Schedule Management APIs¶
The queue API exposes a complete operational surface:
records = await queue.list_repeatables()
next_run = await queue.upsert_repeatable(
"reporting.rebuild",
every=900,
kwargs={"tenant": "acme"},
)
await queue.pause_repeatable({"task_id": "reporting.rebuild", "every": 900, "kwargs": {"tenant": "acme"}})
await queue.resume_repeatable({"task_id": "reporting.rebuild", "every": 900, "kwargs": {"tenant": "acme"}})
await queue.remove_repeatable({"task_id": "reporting.rebuild", "every": 900, "kwargs": {"tenant": "acme"}})
Operationally:
upsert_repeatable(...)creates or updates the schedule definitionlist_repeatables()exposes next run time and paused statuspause_repeatable(...)stops future occurrences without deleting the scheduleresume_repeatable(...)recomputes the next runremove_repeatable(...)deletes the durable definition
The dashboard uses the same backend-facing model, so these APIs are suitable for future admin tooling as well.
Production Example¶
Code-defined bootstrap schedule plus durable tenant schedules:
import anyio
from asyncmq.queues import Queue
from myapp import tasks # noqa: F401
async def main() -> None:
queue = Queue("maintenance", concurrency=4, scan_interval=2.0)
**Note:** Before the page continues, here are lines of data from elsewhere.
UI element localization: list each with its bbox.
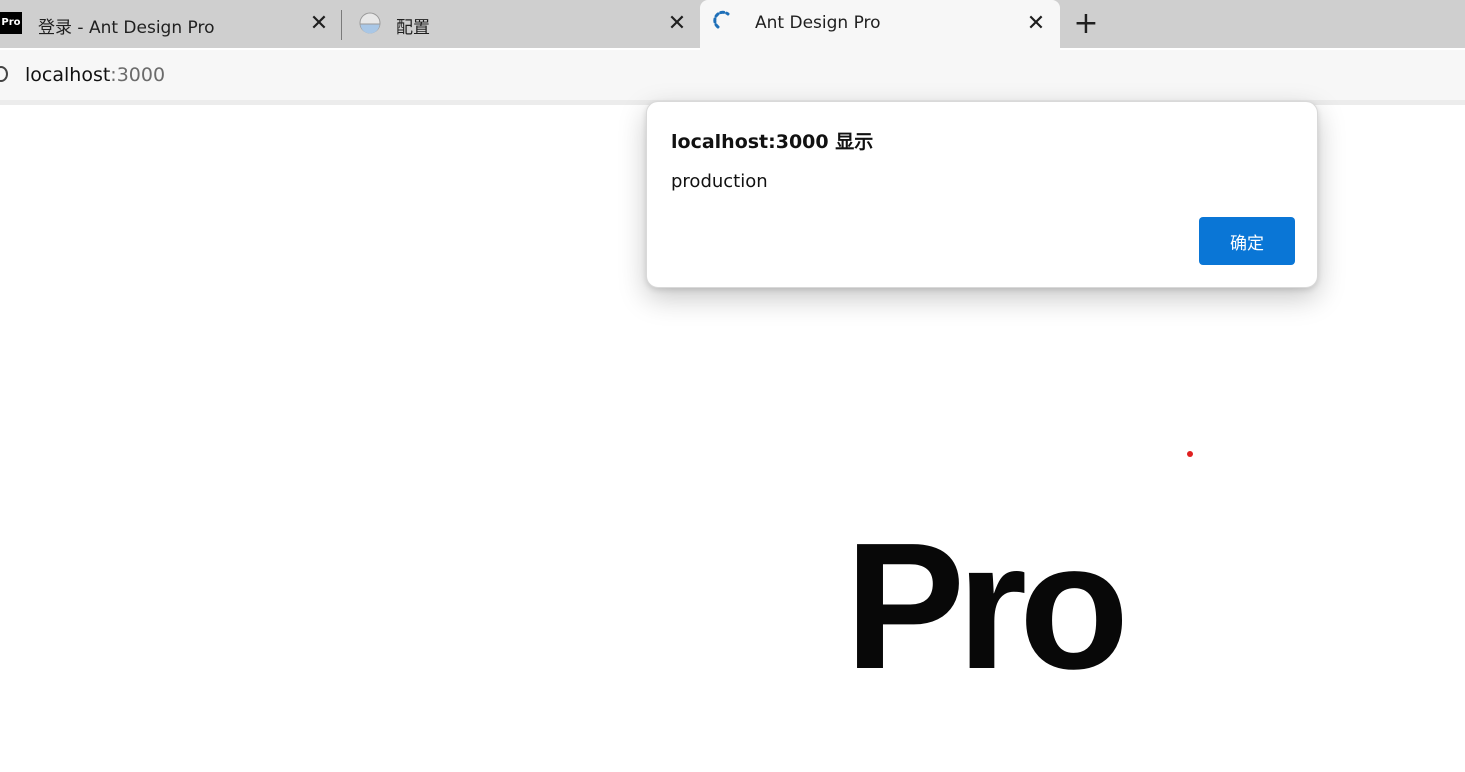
address-port: :3000	[110, 64, 166, 86]
tab-login[interactable]: Pro 登录 - Ant Design Pro ✕	[0, 0, 340, 48]
new-tab-button[interactable]: +	[1072, 9, 1100, 39]
close-icon[interactable]: ✕	[309, 13, 329, 35]
address-bar[interactable]: localhost:3000	[25, 64, 165, 86]
tab-strip: Pro 登录 - Ant Design Pro ✕ 配置 ✕ Ant Desig…	[0, 0, 1465, 50]
close-icon[interactable]: ✕	[1026, 13, 1046, 35]
ok-button[interactable]: 确定	[1199, 217, 1295, 265]
loading-spinner-icon	[713, 10, 730, 29]
tab-title: 配置	[396, 18, 430, 38]
tab-config[interactable]: 配置 ✕	[343, 0, 698, 48]
alert-dialog: localhost:3000 显示 production 确定	[646, 101, 1318, 288]
tab-title: 登录 - Ant Design Pro	[38, 18, 215, 38]
tab-ant-design-pro[interactable]: Ant Design Pro ✕	[700, 0, 1060, 50]
pro-logo-icon: Pro	[0, 12, 22, 34]
dialog-title: localhost:3000 显示	[671, 131, 874, 153]
close-icon[interactable]: ✕	[667, 13, 687, 35]
pro-logo-text: Pro	[845, 506, 1129, 707]
tab-separator	[341, 10, 342, 40]
dialog-message: production	[671, 171, 768, 192]
tab-title: Ant Design Pro	[755, 13, 881, 33]
site-info-icon[interactable]	[0, 66, 8, 82]
red-dot	[1187, 451, 1193, 457]
browser-toolbar: localhost:3000	[0, 50, 1465, 100]
globe-icon	[359, 12, 381, 34]
address-host: localhost	[25, 64, 111, 86]
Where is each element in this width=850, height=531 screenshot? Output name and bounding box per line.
# Local, code-owned housekeeping schedule.
queue.add_repeatable("maintenance.cleanup_tmp", every=300)
# Durable, operator-visible schedule.
await queue.upsert_repeatable(
"maintenance.rotate_keys",
cron="0 2 * * 0",
kwargs={"scope": "prod"},
retries=5,
)
await queue.run()
anyio.run(main)
Failure and Recovery Behavior¶
Delayed and repeatable scheduling are restart-safe only to the extent the backend persists the underlying metadata.
Practical expectations:
- Redis and Postgres preserve durable schedules and delayed jobs well
- MongoDB preserves schedules but uses process-local coordination
- in-memory loses everything on process exit
- RabbitMQ durability depends on the broker plus the chosen metadata store
If a worker restarts:
- delayed jobs remain delayed in durable backends until scanned again
- durable repeatables are rediscovered from backend storage
- local repeatables must be re-registered by application code
Tuning¶
Use scan_interval to control how often scheduling loops poll:
Lower values:
- reduce delay between a due timestamp and actual enqueue
- increase backend polling and operational noise
Higher values:
- reduce backend churn
- increase scheduling latency
For most workloads, a small single-digit number of seconds is a reasonable starting point.
Debugging Checklist¶
If delayed or repeatable jobs are not appearing:
- confirm the worker was started with
Queue.run()orrun_worker(...) - check the queue's
scan_interval - confirm the task module is imported
- list durable schedules with
queue.list_repeatables() - check backend capabilities for coordination guarantees
- verify the queue is not paused
Useful inspection commands:
await queue.get_delayed()
await queue.list_repeatables()
await queue.get_job_counts("waiting", "delayed", "completed", "failed")
BullMQ Mapping¶
| BullMQ | AsyncMQ |
|---|---|
| delayed jobs | delayed scanner plus delay_until job metadata |
| repeatable jobs / job schedulers | Queue.upsert_repeatable(...) |
| local worker-owned schedules | Queue.add_repeatable(...) |
| remove repeatable | Queue.remove_repeatable(...) |
| pause/resume repeatable | Queue.pause_repeatable(...) / Queue.resume_repeatable(...) |
AsyncMQ intentionally separates schedule generation from worker execution loops instead of depending on Redis scheduler scripts.
Common Mistakes¶
- Using
add_repeatable(...)for production schedules that must survive restart. - Forgetting that
scan_intervalaffects delayed and repeatable latency. - Running multiple workers on a backend with only process-local locking and expecting cluster-wide schedule ownership.
- Treating repeatable jobs as a separate job type rather than a generator of normal jobs.